Applied Mechanics and Materials ◽

10.4028/www.scientific.net/amm.163.226 ◽

2012 ◽

Vol 163 ◽

pp. 226-232

Author(s):

M.H. Hsueh

Keyword(s):

Cooling System ◽

Control Device ◽

Brake System ◽

Thermoelectric Cooling ◽

Cooling Device ◽

Brake Pads ◽

Long Time ◽

Braking Force ◽

Cooling Module ◽

Water Cooling System

The research is presented a kind of cooling device for a vehicles brake cooling system, which comprises a thermoelectric cooling (TEC) chip and a heat exchange system. The disc-brake and drum-brake systems are discussed in the research. After inputting electric power, the TEC chip provides one cooling surface which is stick on the brake system and absorbs the heat from the brake pads or shoes.

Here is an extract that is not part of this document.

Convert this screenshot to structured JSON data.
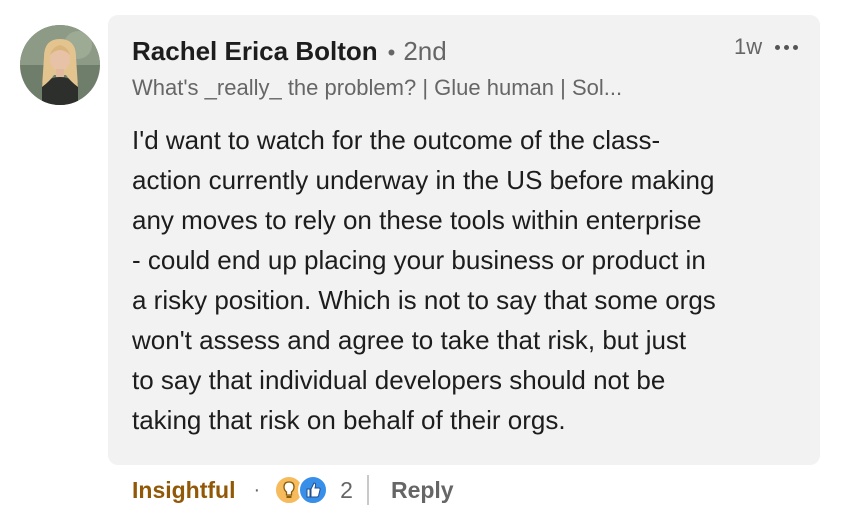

The other surface releases heat which is absorbed by a recycle water-cooling system to discharge the heat by water-cooled radiator to the surrounding. It decreased the working temperature of the brake system about 30% at most after using this cooling device and increased the braking force about 30% at least. There is a temperature control device for the device which can start the TEC chip when the temperature of the brake pads or shoes exceeded 50, which is the lowest temperature that the brake pads or shoes can maintain the most performance of the braking force. The device can efficiently keep the braking force when the driver uses the brake to reduce the vehicles speed for a long time and provide the safety for the driver.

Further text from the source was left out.